The therapeutic window opportunity is further intensified by the fact that the WM damage accumulates microscopically but is not apparent clinically, as we did not find correlation with neurological disability. This is in accordance with previous study that also did not find correlations between mean FA values and EDSS (Raz et al., 2010a).
Some limitations apply to this work. First, the cross-sectional nature of the study limited our ability to monitor the evolution of WM distraction on an individual basis. A longitudinal study will enable us to verify the results by following the same patients overtime. Second, we had relatively small sample size particularly for the long (6–10 years) disease duration group, and third we were not able to synchronize the MRI data to different IMDs' treatment history and current treatment regimens and thus we did not analyze potential medication effects on WM pathology. This was related to the diversity in the type of treatment (e.g., different IMDs), difference in treatment duration (e.g., different time-frames for each IMD) and treatment sequence order (e.g., difference in the choice of the first, second and third lines of IMD).

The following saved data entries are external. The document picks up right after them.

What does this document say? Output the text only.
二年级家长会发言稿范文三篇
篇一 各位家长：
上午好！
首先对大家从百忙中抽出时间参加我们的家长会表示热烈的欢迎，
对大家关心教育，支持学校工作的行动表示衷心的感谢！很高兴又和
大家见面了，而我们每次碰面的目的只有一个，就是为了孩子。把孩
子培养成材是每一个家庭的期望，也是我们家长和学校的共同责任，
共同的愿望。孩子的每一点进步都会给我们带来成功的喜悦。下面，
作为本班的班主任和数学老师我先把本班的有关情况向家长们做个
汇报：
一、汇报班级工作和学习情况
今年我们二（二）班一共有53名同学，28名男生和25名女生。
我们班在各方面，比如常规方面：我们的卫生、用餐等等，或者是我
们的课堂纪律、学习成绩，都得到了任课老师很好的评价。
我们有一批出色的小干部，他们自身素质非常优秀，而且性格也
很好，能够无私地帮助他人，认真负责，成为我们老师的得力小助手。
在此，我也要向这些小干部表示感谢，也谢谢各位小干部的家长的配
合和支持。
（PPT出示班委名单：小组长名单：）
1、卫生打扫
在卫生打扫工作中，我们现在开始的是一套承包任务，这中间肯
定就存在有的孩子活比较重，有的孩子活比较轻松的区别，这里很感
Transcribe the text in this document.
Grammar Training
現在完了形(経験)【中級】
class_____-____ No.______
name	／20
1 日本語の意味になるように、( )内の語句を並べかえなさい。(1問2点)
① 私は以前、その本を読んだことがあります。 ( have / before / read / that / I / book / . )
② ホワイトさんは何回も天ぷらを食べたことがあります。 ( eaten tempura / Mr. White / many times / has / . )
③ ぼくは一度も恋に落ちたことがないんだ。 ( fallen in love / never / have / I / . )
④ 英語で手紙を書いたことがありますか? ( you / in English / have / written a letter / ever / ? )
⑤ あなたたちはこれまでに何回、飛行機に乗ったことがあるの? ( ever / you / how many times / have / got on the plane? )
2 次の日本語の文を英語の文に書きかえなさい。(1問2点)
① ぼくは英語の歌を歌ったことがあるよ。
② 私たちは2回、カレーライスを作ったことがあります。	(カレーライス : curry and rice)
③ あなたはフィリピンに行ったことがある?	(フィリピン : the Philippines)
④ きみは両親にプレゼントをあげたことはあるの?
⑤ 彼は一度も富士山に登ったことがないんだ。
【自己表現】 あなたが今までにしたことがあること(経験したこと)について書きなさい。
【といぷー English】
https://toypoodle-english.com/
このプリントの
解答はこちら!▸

It is of importance to mention that we have focused on global aspects of the microstructural WM damage in patients with varying periods of disease duration future studies will need to focus on more homogenous groups of patients to identify local properties of WM damage over time as well as to examine other diffusion metrics such as axial and radial diffusivities that may add additional useful information about the processes occurring in MS.
In conclusion, utilizing DTI with TBSS analyses, we have demonstrated the occurrence of widespread injury to WM tracts in RRMS patients. We have subsequently shown that this structural damage appears in the very early stage of the disease with less than a year from onset. These alterations reach a plateau within the next 5 years, and only later as the pathological process accumulates, additional WM changes are detected. An important therapeutic window therefore exists within the early disease stage.
The following are the supplementary data related to this article
Supplementary data to this article can be found online at http://dx.doi.org/10.1016/j.nicl.2015.04.020.
Conflicts of interest
There are no conflicts of interest, financial or otherwise, related to the submitted work.